There is still a question over whether jurisdictions and ports could restrict the use of certain types of scrubbers due to uncertainty over the effects of the waste water that gets pumped into the sea. Earlier this year ten environmental groups called on the IMO to impose an immediate ban on the use of scrubbers. Users of the devices argue that there is no conclusive scientific research showing that discharges from open loop scrubbers – which wash out sulphur – cause environmental harm and their use was safe. Analysts say there is still the possibility of tighter restrictions, which would add to the costs of those investing in them.


Situation in Pakistan

Oil Refinery Companies in Pakistan have been under stress in Pakistan mainly due to certain actions taken by the state and a few overlooks on the part of producers. With the Government of Pakistan (GoP) making continuous changes in the petroleum policy, vulnerability of the oil refining has intensified drastically.

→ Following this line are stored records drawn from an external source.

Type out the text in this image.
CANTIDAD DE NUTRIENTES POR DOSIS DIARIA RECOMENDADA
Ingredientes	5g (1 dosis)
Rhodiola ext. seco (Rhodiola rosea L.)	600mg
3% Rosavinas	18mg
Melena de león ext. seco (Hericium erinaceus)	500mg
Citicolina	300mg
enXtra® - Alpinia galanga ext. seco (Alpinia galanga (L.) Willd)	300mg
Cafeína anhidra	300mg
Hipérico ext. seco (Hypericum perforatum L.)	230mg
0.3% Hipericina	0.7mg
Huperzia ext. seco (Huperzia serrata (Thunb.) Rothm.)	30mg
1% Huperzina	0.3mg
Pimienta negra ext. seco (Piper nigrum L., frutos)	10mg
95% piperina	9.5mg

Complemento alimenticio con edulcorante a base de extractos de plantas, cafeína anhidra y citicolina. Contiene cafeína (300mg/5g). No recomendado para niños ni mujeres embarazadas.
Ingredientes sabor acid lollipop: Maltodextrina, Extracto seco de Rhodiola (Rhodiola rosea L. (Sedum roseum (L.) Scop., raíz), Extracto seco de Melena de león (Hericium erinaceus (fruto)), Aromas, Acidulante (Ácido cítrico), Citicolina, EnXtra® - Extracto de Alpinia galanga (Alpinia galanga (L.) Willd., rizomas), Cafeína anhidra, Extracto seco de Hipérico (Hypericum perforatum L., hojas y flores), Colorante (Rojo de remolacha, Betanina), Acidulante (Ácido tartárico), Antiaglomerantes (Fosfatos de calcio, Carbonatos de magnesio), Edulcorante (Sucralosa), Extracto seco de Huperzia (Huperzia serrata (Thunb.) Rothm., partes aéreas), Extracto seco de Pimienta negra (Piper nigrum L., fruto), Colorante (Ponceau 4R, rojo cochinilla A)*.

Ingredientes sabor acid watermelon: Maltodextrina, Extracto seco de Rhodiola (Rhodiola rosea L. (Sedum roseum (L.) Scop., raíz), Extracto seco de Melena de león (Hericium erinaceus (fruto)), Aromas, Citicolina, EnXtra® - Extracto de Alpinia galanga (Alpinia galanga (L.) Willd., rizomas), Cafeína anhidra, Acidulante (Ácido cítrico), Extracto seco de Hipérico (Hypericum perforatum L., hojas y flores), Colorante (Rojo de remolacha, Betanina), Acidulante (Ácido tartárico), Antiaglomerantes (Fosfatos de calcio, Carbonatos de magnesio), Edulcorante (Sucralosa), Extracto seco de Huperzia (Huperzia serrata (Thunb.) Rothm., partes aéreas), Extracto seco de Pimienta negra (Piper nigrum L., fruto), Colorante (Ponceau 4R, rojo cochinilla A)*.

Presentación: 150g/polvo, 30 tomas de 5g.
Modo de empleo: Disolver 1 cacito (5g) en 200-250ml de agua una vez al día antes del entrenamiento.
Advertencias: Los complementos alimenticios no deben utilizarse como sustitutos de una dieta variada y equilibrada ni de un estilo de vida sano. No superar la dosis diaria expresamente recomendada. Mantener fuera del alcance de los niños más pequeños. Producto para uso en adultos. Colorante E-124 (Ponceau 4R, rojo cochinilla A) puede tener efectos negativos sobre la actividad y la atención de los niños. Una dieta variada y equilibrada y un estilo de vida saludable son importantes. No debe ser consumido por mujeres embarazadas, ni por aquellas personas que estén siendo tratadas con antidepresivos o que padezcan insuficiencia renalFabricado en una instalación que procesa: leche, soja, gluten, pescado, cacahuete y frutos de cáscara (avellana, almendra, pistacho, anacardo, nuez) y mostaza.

According to some reports refinery sector has been allowed to hold all proceeds from exports in foreign currency accounts. In this regard, a report by JS Global states that the impact of this development on the sector wouldn’t’ be significant, as the usual proceeds from exports by the refineries are around USD$ 250 million.

Secondly, the request by the state to revise the prices of all petroleum products on a fortnightly basis, rather than a monthly basis, may definitely have a radical impact on the sector. The report by the brokerage house suggests that this change in pricing policy will result in ex-refinery prices being calculated on the basis of PSO’s previous month’s cost of supply, which in turn will give enough time to refineries to compute the ex-refinery prices that would be applicable in the coming months. This policy might prove to be beneficial, as it will result in reduced volatility in the earnings of the oil marketing companies (OMCs).

Another major element of the revised policy is that the 7.5% deemed duty currently available on High-Speed Diesel shall be replaced with absolute refinery margins for both HSD and Motor Spirit. This is going to have adverse repercussions for the sector, as the proposed duty of Rs1.41 per litre is far lesser than the Rs6.1 per litre of duty being collected in CY19. As a result of this change, the sector is expected to suffer losses amounting to Rs25 billion per year.

Besides the aforesaid changes, the refineries in Pakistan have also been suffering slightly at the hands of crude oil that is being obtained from Saudi Arabia, as part of the deferred oil facility agreement between the two countries. The reason for this is that Arab Light Crude Oil contains a high level of sulphur, which makes it unattractive for many refineries.

Recently, Prime Minister Imran Khan demanded all oil refineries to produce Euro-4 Grade fuels within a span of three years, failure of which will result in closures. Given the current state of oil refineries in Pakistan, and the huge amount of investment that will be needed to put this plan into action, it can be said that the refineries may witness a difficult time.